Use $\epsilon$ - $\delta$ definition to prove $\lim_{z\to 1}$ $\frac{z+2}{z+3i}$ $=$ $\frac{3}{1+3i}$

Question

So i need need to prove that $$\lim_{z\to 1} \frac{z+2}{z+3i} = \frac{3}{1+3i}$$ So far my understanding is that we want to calculate $\left|{f(z)-z}\right|$ and manipulate it in such a way that we get $\left|{z-1}\right|$ to appear. I have $$\left|\frac{z+2}{z+3i}-\frac{3}{1+3i}\right|$$ but no matter what way i manipulate or simplify it i can't seem to get it to work out. What should it like when it is simplified to the necessary form?

Answer 1

Note

\begin{align}\left|\frac{z + 2}{z + 3i} - \frac{3}{1 + 3i}\right| &= \left|\frac{(z + 2)(1 + 3i) - 3(z + 3i)}{(z + 3i)(1 + 3i)}\right|\\ &= \left|\frac{(-2 + 3i)z + (2-3i)}{(z + 3i)(1 + 3i)}\right|\\ &= \left|\frac{-2 + 3i}{1 + 3i}\frac{z-1}{z+3i}\right|\\ &= \sqrt{\frac{13}{10}}\frac{|z - 1|}{|z + 3i|}. \end{align}

Now if $|z - 1| < (1/2)\sqrt{10}$, then $$|z + 3i| = |(z - 1) + (1 + 3i)|\ge |1 + 3i| - |z - 1| > \sqrt{10} - \frac{1}{2}\sqrt{10} = \frac{1}{2}\sqrt{10},$$

Thus

$$\sqrt{\frac{13}{10}}\frac{|z - 1|}{|z + 3i|} < \frac{\sqrt{13}}{\sqrt{10}}\frac{2}{\sqrt{10}}|z - 1| = \frac{\sqrt{13}}{5}|z - 1|.$$

We want the last expression to be made less than $\epsilon$ in our $\delta-\epsilon$ argument. This suggests to do the following.
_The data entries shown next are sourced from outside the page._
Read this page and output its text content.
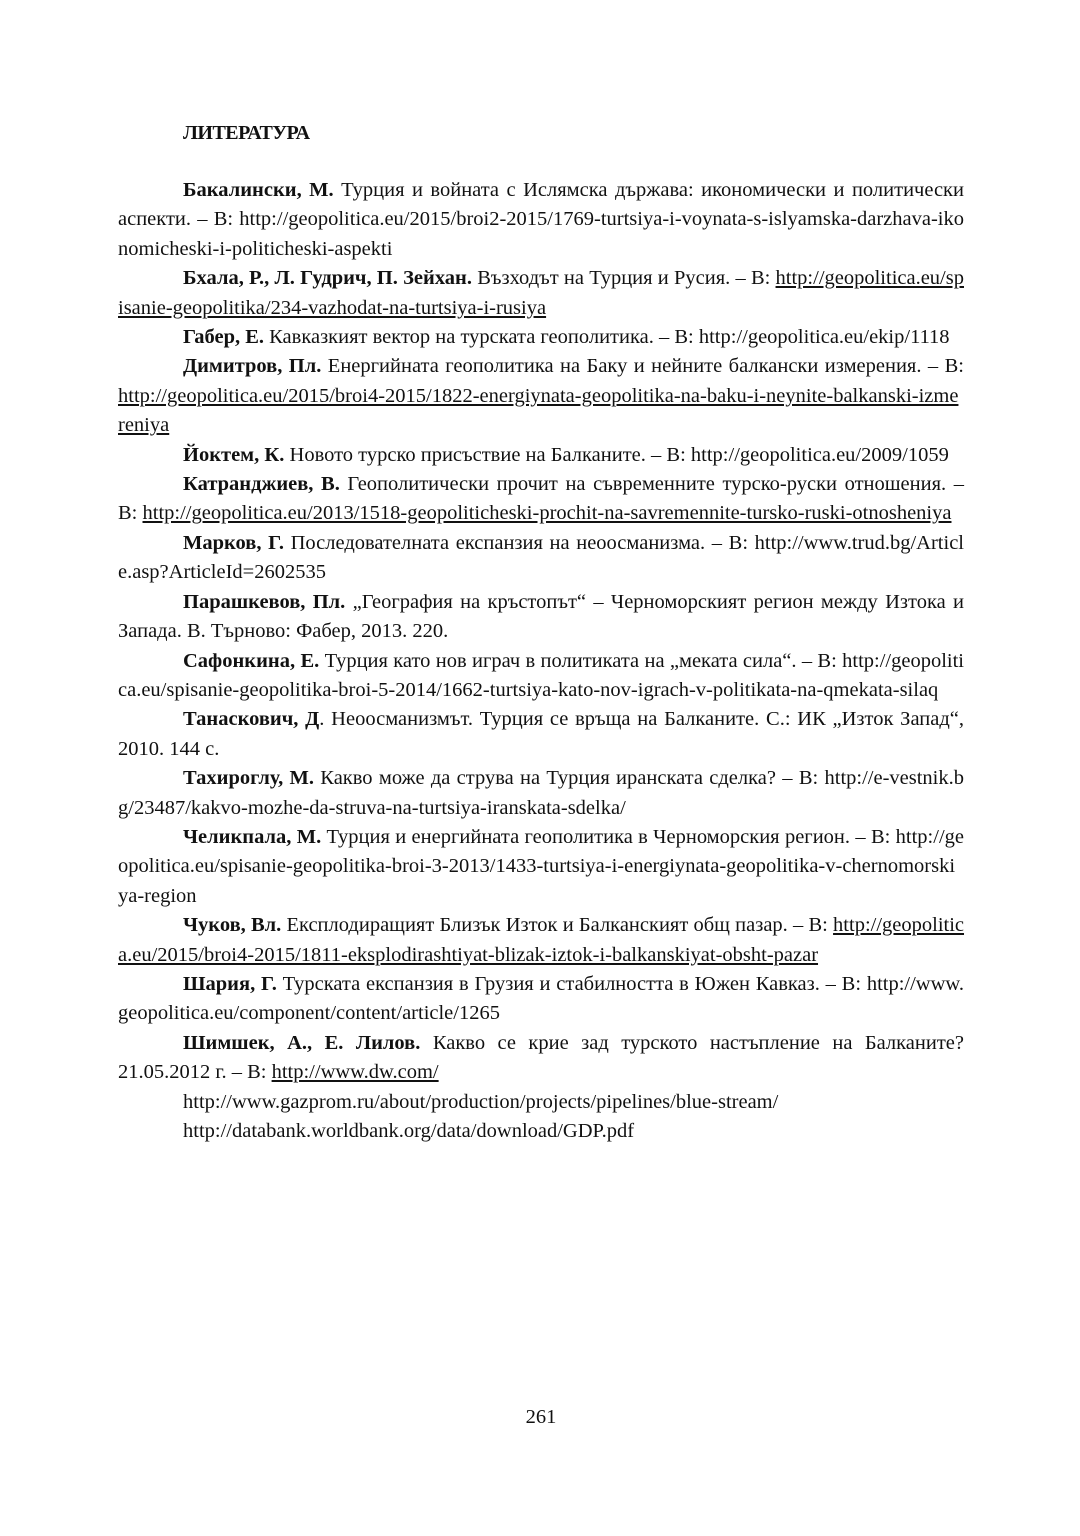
ЛИТЕРАТУРА

Бакалински, М. Турция и войната с Ислямска държава: икономически и политически аспекти. – В: http://geopolitica.eu/2015/broi2-2015/1769-turtsiya-i-voynata-s-islyamska-darzhava-ikonomicheski-i-politicheski-aspekti

Бхала, Р., Л. Гудрич, П. Зейхан. Възходът на Турция и Русия. – В: http://geopolitica.eu/spisanie-geopolitika/234-vazhodat-na-turtsiya-i-rusiya

Габер, Е. Кавказкият вектор на турската геополитика. – В: http://geopolitica.eu/ekip/1118

Димитров, Пл. Енергийната геополитика на Баку и нейните балкански измерения. – В: http://geopolitica.eu/2015/broi4-2015/1822-energiynata-geopolitika-na-baku-i-neynite-balkanski-izmereniya

Йоктем, К. Новото турско присъствие на Балканите. – В: http://geopolitica.eu/2009/1059

Катранджиев, В. Геополитически прочит на съвременните турско-руски отношения. – В: http://geopolitica.eu/2013/1518-geopoliticheski-prochit-na-savremennite-tursko-ruski-otnosheniya

Марков, Г. Последователната експанзия на неоосманизма. – В: http://www.trud.bg/Article.asp?ArticleId=2602535

Парашкевов, Пл. „География на кръстопът“ – Черноморският регион между Изтока и Запада. В. Търново: Фабер, 2013. 220.

Сафонкина, Е. Турция като нов играч в политиката на „меката сила“. – В: http://geopolitica.eu/spisanie-geopolitika-broi-5-2014/1662-turtsiya-kato-nov-igrach-v-politikata-na-qmekata-silaq

Танаскович, Д. Неоосманизмът. Турция се връща на Балканите. С.: ИК „Изток Запад“, 2010. 144 с.

Тахироглу, М. Какво може да струва на Турция иранската сделка? – В: http://e-vestnik.bg/23487/kakvo-mozhe-da-struva-na-turtsiya-iranskata-sdelka/

Челикпала, М. Турция и енергийната геополитика в Черноморския регион. – В: http://geopolitica.eu/spisanie-geopolitika-broi-3-2013/1433-turtsiya-i-energiynata-geopolitika-v-chernomorskiya-region

Чуков, Вл. Експлодиращият Близък Изток и Балканският общ пазар. – В: http://geopolitica.eu/2015/broi4-2015/1811-eksplodirashtiyat-blizak-iztok-i-balkanskiyat-obsht-pazar

Шария, Г. Турската експанзия в Грузия и стабилността в Южен Кавказ. – В: http://www.geopolitica.eu/component/content/article/1265

Шимшек, А., Е. Лилов. Какво се крие зад турското настъпление на Балканите? 21.05.2012 г. – В: http://www.dw.com/

http://www.gazprom.ru/about/production/projects/pipelines/blue-stream/

http://databank.worldbank.org/data/download/GDP.pdf

261
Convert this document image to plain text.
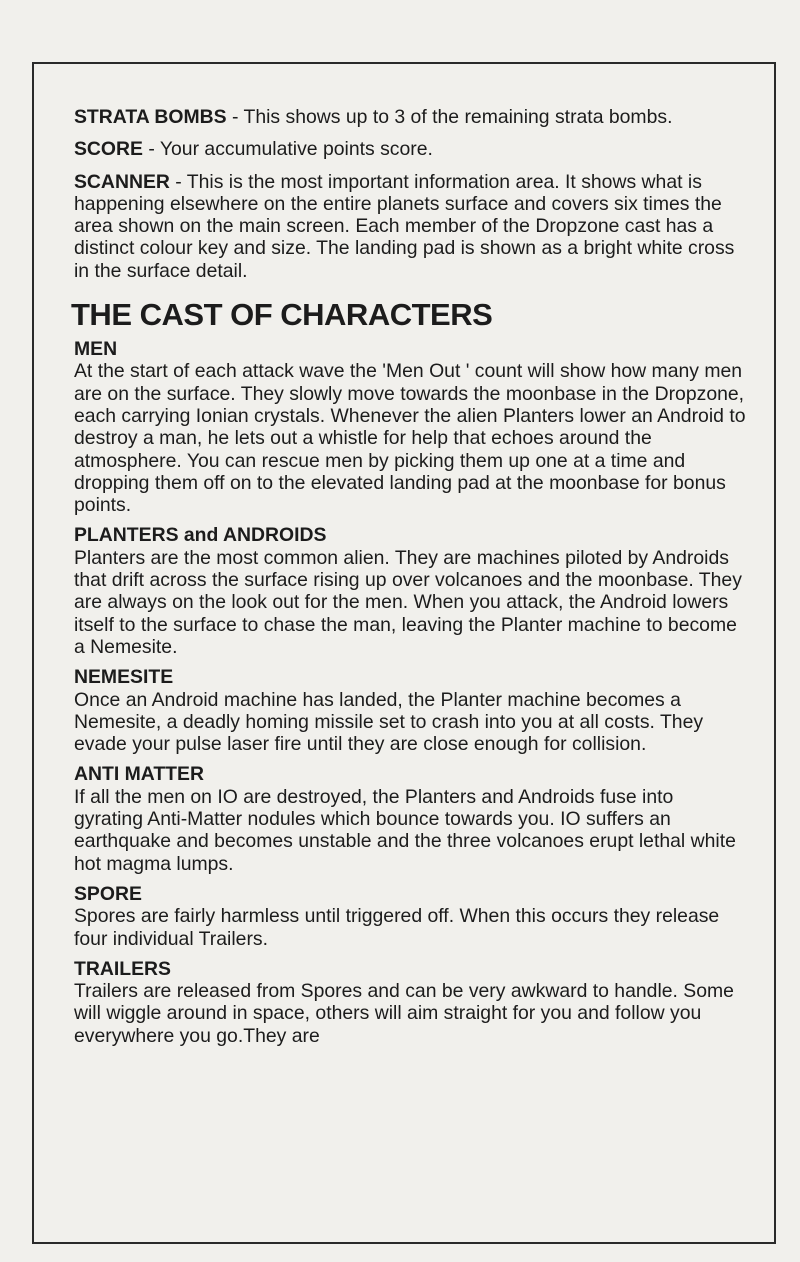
STRATA BOMBS - This shows up to 3 of the remaining strata bombs.

SCORE - Your accumulative points score.

SCANNER - This is the most important information area. It shows what is happening elsewhere on the entire planets surface and covers six times the area shown on the main screen. Each member of the Dropzone cast has a distinct colour key and size. The landing pad is shown as a bright white cross in the surface detail.

THE CAST OF CHARACTERS
MEN

At the start of each attack wave the 'Men Out ' count will show how many men are on the surface. They slowly move towards the moonbase in the Dropzone, each carrying Ionian crystals. Whenever the alien Planters lower an Android to destroy a man, he lets out a whistle for help that echoes around the atmosphere. You can rescue men by picking them up one at a time and dropping them off on to the elevated landing pad at the moonbase for bonus points.

PLANTERS and ANDROIDS

Planters are the most common alien. They are machines piloted by Androids that drift across the surface rising up over volcanoes and the moonbase. They are always on the look out for the men. When you attack, the Android lowers itself to the surface to chase the man, leaving the Planter machine to become a Nemesite.

NEMESITE

Once an Android machine has landed, the Planter machine becomes a Nemesite, a deadly homing missile set to crash into you at all costs. They evade your pulse laser fire until they are close enough for collision.

ANTI MATTER

If all the men on IO are destroyed, the Planters and Androids fuse into gyrating Anti-Matter nodules which bounce towards you. IO suffers an earthquake and becomes unstable and the three volcanoes erupt lethal white hot magma lumps.

SPORE

Spores are fairly harmless until triggered off. When this occurs they release four individual Trailers.

TRAILERS

Trailers are released from Spores and can be very awkward to handle. Some will wiggle around in space, others will aim straight for you and follow you everywhere you go.They are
Let $\epsilon > 0$ and set $\delta = \min\{(1/2)\sqrt{10}, 5\epsilon/\sqrt{13}\}$. For all $z$, $0 < |z - 1| < \delta$ implies

$$\left|\frac{z + 2}{z + 3i} - \frac{3}{1 + 3i}\right| = \sqrt{\frac{13}{10}}\frac{|z - 1|}{|z + 3i|} < \frac{\sqrt{13}}{5}|z - 1| < \frac{\sqrt{13}}{5}\frac{5\epsilon}{\sqrt{13}}= \epsilon.$$